Carlin-type ores have been reported in various locations around the world, but to date, the major economic deposits have been restricted to the Great Basin of the southwestern United States. Recent discoveries in east-central Yukon have many characteristics of Carlin-type deposits, and hold promise of great potential for new discoveries of economic importance. Both regions share commonalities of geologic history, including initial deposition of Proterozoic-Paleozoic calcareous host rocks on the passive margin of the fragmented Rodinian supercontinent. This was followed by compressional tectonism and continental accretion that included thrust faulting and plutonism through the late Paleozoic and Mesozoic. Many deposits in the Great Basin are associated with post-accretionary magmatism as the tectonic environment shifted to an extensional regime. However, at this early stage of investigation, the timing of mineralization in Yukon is not clear; the deposits may be geologically related to Late Cretaceous post-accretionary plutons. Associated gold skarn-style mineralization is present in both regions. Following mineralization, both regions experienced significant right-lateral transcurrent tectonism on their western margins; no known Carlin-type mineralization is associated with this latest tectonism.

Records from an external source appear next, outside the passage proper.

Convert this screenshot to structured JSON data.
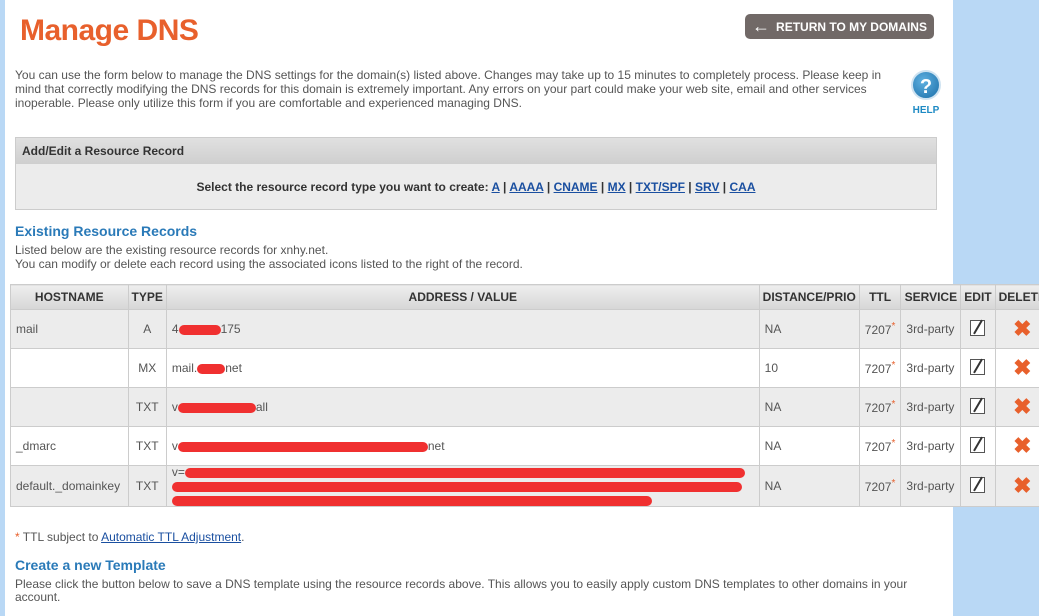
{
  "header": {
    "title": "Manage DNS",
    "return_label": "RETURN TO MY DOMAINS",
    "help_label": "HELP"
  },
  "intro": "You can use the form below to manage the DNS settings for the domain(s) listed above. Changes may take up to 15 minutes to completely process. Please keep in mind that correctly modifying the DNS records for this domain is extremely important. Any errors on your part could make your web site, email and other services inoperable. Please only utilize this form if you are comfortable and experienced managing DNS.",
  "add_record": {
    "title": "Add/Edit a Resource Record",
    "prompt": "Select the resource record type you want to create:",
    "types": [
      "A",
      "AAAA",
      "CNAME",
      "MX",
      "TXT/SPF",
      "SRV",
      "CAA"
    ]
  },
  "existing": {
    "title": "Existing Resource Records",
    "line1": "Listed below are the existing resource records for xnhy.net.",
    "line2": "You can modify or delete each record using the associated icons listed to the right of the record.",
    "columns": [
      "HOSTNAME",
      "TYPE",
      "ADDRESS / VALUE",
      "DISTANCE/PRIO",
      "TTL",
      "SERVICE",
      "EDIT",
      "DELETE"
    ],
    "rows": [
      {
        "host": "mail",
        "type": "A",
        "pre": "4",
        "post": "175",
        "prio": "NA",
        "ttl": "7207",
        "service": "3rd-party"
      },
      {
        "host": "",
        "type": "MX",
        "pre": "mail.",
        "post": "net",
        "prio": "10",
        "ttl": "7207",
        "service": "3rd-party"
      },
      {
        "host": "",
        "type": "TXT",
        "pre": "v",
        "post": "all",
        "prio": "NA",
        "ttl": "7207",
        "service": "3rd-party"
      },
      {
        "host": "_dmarc",
        "type": "TXT",
        "pre": "v",
        "post": "net",
        "prio": "NA",
        "ttl": "7207",
        "service": "3rd-party"
      },
      {
        "host": "default._domainkey",
        "type": "TXT",
        "pre": "v=",
        "post": "",
        "prio": "NA",
        "ttl": "7207",
        "service": "3rd-party"
      }
    ]
  },
  "ttl_note": {
    "prefix": "TTL subject to ",
    "link": "Automatic TTL Adjustment",
    "suffix": "."
  },
  "template": {
    "title": "Create a new Template",
    "text": "Please click the button below to save a DNS template using the resource records above. This allows you to easily apply custom DNS templates to other domains in your account."
  }
}
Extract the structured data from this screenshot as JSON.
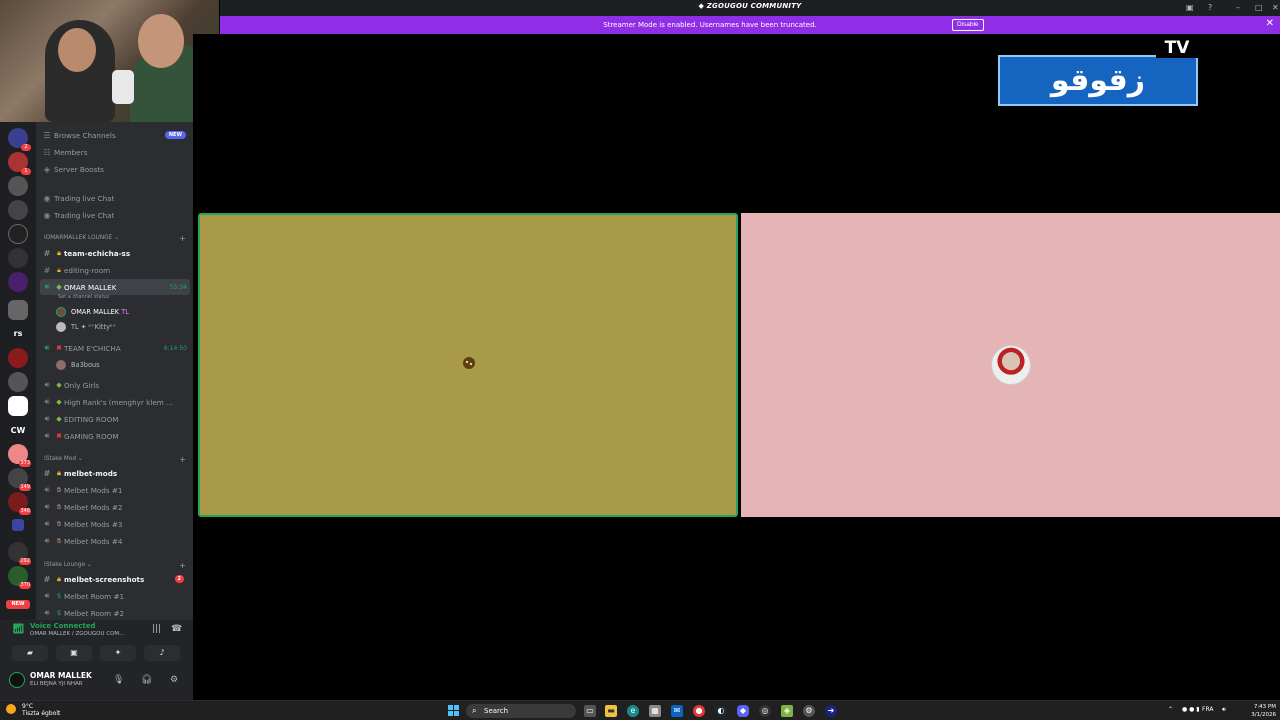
{
  "window": {
    "title": "ZGOUGOU COMMUNITY"
  },
  "banner": {
    "message": "Streamer Mode is enabled. Usernames have been truncated.",
    "disable_label": "Disable"
  },
  "rail": {
    "text_rs": "rs",
    "text_cw": "CW",
    "new_label": "NEW",
    "badges": [
      "2",
      "1",
      "",
      "",
      "",
      "",
      "",
      "",
      "",
      "",
      "",
      "",
      "373",
      "149",
      "348",
      "292",
      "370",
      ""
    ]
  },
  "sidebar": {
    "top_items": [
      {
        "label": "Browse Channels",
        "pill": "NEW"
      },
      {
        "label": "Members"
      },
      {
        "label": "Server Boosts"
      },
      {
        "label": "Trading live Chat"
      },
      {
        "label": "Trading live Chat"
      }
    ],
    "categories": [
      "IOMARMALLEK LOUNGE",
      "IStake Mod",
      "IStake Lounge"
    ],
    "channels": [
      {
        "label": "team-echicha-ss"
      },
      {
        "label": "editing-room"
      },
      {
        "label": "OMAR MALLEK",
        "time": "55:34"
      },
      {
        "label": "TEAM E'CHICHA",
        "time": "6:14:50"
      },
      {
        "label": "Only Girls"
      },
      {
        "label": "High Rank's (menghyr klem ..."
      },
      {
        "label": "EDITING ROOM"
      },
      {
        "label": "GAMING ROOM"
      },
      {
        "label": "melbet-mods"
      },
      {
        "label": "Melbet Mods #1"
      },
      {
        "label": "Melbet Mods #2"
      },
      {
        "label": "Melbet Mods #3"
      },
      {
        "label": "Melbet Mods #4"
      },
      {
        "label": "melbet-screenshots",
        "badge": "2"
      },
      {
        "label": "Melbet Room #1"
      },
      {
        "label": "Melbet Room #2"
      }
    ],
    "status_note": "Set a channel status",
    "voice_users": [
      {
        "name": "OMAR MALLEK",
        "tag": "TL"
      },
      {
        "name": "TL ✦ ᵒ⁺Kittyᵒ⁺"
      },
      {
        "name": "Ba3bous"
      }
    ]
  },
  "voice_panel": {
    "status": "Voice Connected",
    "channel": "OMAR MALLEK / ZGOUGOU COM..."
  },
  "user": {
    "name": "OMAR MALLEK",
    "status": "ELI BEJNA YJI NHAR"
  },
  "stage": {
    "logo_text": "زقوقو",
    "logo_tv": "TV"
  },
  "taskbar": {
    "temp": "9°C",
    "weather": "Tiszta égbolt",
    "search": "Search",
    "lang": "FRA",
    "time": "7:43 PM",
    "date": "3/1/2026"
  },
  "colors": {
    "accent": "#8f2ee6",
    "online": "#23a55a",
    "tile1": "#a99a48",
    "tile2": "#e5b4b6",
    "blurple": "#5865f2"
  }
}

Mineralization in both areas comprises finely disseminated gold associated with arsenian pyrite hosted in calcareous siltstones-sandstones to silty carbonates, although other rock types locally host significant mineralization. Other hydrothermal minerals present in these systems include realgar/orpiment, stibnite, fluorite, barite, and quartz. Temperature of deposition appears to be near 225°C. Hydrothermal alteration consists of decarbonatization, silicification, and argillization. Gold/silver is typically high at 1:1 or higher. Trace elements that show good correlation with gold include thallium, arsenic, antimony, mercury, and to a lesser extent antimony and silver.

In general, the deposits from the two areas are quite similar in terms of their tectonic history, and the processes and geochemistry appear to be very similar. The presence of extension and ore-related magmatism in Nevada appears to be a component that is much less clear in the Yukon Territory.